Merespons laporan darurat tersebut, lima personel Damkar Kuningan diterjunkan ke lokasi. Namun, proses evakuasi tidak berjalan mudah. Biawak tersebut menunjukkan perlawanan sengit dengan perilaku agresif, desisan tajam, serta kibasan ekor yang membahayakan.

Kondisi fisik reptil yang besar, ditambah kuku-kuku tajam dan air liur yang mengandung bakteri, memaksa petugas untuk ekstra waspada dalam setiap gerakan biawak.

“Ukuran biawak cukup besar dan sangat agresif sehingga petugas harus berhati hati juga karena selain air liurnya yang berbahaya juga mempunyai cakar dan kuku yang sangat panjang dan juga tajam,” tutur Arga.

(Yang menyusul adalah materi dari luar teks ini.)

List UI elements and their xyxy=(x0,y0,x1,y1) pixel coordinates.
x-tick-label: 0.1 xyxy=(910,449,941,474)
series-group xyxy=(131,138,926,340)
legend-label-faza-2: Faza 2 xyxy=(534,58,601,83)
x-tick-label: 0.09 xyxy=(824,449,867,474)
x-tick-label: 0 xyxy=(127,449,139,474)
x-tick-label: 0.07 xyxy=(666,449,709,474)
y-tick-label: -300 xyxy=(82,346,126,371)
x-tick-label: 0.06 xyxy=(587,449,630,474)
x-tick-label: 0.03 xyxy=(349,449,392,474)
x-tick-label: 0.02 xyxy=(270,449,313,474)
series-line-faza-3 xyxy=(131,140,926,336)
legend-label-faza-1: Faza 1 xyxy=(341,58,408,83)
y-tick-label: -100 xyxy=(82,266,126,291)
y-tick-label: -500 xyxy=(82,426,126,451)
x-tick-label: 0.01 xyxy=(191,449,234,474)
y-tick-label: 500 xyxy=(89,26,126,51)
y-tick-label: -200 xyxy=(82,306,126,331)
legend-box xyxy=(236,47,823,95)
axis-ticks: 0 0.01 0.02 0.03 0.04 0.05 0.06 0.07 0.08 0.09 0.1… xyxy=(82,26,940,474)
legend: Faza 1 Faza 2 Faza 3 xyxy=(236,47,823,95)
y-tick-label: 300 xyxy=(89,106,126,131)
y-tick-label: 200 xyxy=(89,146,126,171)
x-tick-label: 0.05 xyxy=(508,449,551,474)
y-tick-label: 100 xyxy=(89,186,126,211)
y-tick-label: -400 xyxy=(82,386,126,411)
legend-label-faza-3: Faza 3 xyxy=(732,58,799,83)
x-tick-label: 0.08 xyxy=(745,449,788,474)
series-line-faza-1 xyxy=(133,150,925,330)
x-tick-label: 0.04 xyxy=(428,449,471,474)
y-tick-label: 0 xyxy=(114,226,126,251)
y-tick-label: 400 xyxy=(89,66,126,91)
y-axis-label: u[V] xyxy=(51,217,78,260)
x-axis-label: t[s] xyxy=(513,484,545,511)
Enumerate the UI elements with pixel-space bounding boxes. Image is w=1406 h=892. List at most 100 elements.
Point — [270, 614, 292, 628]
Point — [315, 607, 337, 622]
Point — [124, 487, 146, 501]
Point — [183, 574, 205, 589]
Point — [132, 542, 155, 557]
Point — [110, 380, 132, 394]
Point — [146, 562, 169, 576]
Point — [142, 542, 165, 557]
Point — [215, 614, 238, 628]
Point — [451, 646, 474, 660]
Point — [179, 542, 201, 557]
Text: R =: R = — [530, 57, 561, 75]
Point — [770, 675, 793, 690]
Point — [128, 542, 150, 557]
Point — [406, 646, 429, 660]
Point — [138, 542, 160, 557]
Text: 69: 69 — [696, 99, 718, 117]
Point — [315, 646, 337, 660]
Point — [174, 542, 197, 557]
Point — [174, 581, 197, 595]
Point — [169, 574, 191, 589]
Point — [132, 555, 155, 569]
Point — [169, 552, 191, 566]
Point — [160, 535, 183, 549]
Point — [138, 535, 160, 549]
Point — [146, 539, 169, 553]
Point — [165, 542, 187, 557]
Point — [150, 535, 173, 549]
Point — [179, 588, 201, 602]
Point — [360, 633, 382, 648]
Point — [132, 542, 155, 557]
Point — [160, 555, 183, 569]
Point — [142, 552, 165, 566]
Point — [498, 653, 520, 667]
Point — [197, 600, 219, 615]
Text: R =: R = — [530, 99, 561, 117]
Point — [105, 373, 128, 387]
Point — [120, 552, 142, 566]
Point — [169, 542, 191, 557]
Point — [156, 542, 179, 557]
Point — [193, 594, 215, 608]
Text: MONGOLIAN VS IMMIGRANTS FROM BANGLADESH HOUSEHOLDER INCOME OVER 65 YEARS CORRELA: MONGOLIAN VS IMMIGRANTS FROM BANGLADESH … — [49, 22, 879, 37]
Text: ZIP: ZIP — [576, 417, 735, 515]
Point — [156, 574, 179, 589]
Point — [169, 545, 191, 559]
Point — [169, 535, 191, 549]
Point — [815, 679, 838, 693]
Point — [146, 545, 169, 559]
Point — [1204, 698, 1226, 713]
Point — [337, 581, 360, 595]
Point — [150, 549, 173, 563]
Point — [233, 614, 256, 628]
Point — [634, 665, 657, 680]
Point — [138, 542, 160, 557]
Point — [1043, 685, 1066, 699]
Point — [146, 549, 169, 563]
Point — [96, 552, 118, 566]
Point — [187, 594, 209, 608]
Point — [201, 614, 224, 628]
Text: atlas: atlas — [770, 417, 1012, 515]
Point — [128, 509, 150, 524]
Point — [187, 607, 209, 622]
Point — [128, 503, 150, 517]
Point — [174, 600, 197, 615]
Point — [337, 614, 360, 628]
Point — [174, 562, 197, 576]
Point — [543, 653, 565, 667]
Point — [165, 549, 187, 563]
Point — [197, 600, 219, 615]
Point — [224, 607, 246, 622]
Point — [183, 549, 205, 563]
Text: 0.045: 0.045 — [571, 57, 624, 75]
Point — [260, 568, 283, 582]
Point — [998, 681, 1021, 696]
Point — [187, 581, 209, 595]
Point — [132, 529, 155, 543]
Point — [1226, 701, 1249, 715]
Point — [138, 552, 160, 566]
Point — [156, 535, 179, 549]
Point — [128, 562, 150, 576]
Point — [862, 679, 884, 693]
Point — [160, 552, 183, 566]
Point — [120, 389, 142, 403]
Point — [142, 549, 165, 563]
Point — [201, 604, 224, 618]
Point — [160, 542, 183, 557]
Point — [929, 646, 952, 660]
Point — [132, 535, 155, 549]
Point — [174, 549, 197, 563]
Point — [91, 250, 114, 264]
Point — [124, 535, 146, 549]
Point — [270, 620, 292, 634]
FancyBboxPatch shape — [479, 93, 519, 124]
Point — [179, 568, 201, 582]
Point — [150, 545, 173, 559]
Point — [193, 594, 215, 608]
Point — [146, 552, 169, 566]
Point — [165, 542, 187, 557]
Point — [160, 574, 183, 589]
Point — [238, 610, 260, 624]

Ketegangan berlangsung selama sekitar 15 menit. Dengan keahlian khusus, petugas akhirnya berhasil melumpuhkan dan mengamankan biawak tersebut dari dalam rumah Gifi.

Menariknya, ini bukanlah kali pertama rumah tersebut ‘disatroni’ naga kecil. Arga memaparkan bahwa sehari sebelumnya, pihaknya juga melakukan evakuasi serupa di lokasi yang sama. Diduga kuat, atap rumah Gifi telah menjadi sarang favorit koloni biawak yang bermigrasi dari sungai di dekat pemukiman.

Dampak dari keberadaan hewan ini pun tidak sepele. Bagian atas rumah Gifi mengalami kerusakan cukup parah akibat aktivitas reptil tersebut selama bersarang.

“Atap plafon banyak yang bolong. Diduga rumah pelapor menjadi tempat bersarang biawak tersebut. Karena di hari kemarin pun Sabtu,(14/3) petugas telah berhasil mengamankan 1 ekor biawak yang ukurannya cukup besar atas dasar permintaan evakuasi dari pelapor yang sama. Biawak diduga berasal dari sungai yang berada di belakang rumah pelapor,” pungkas Arga.

Lewat kejadian tersebut, Damkar Kuningan mengimbau agar masyarakat selalu waspada dan hati-hati akan keberadaan hewan liar. Jika ada hewan liar diharapkan segera meminta bantuan petugas yang berwenang untuk dievakuasi.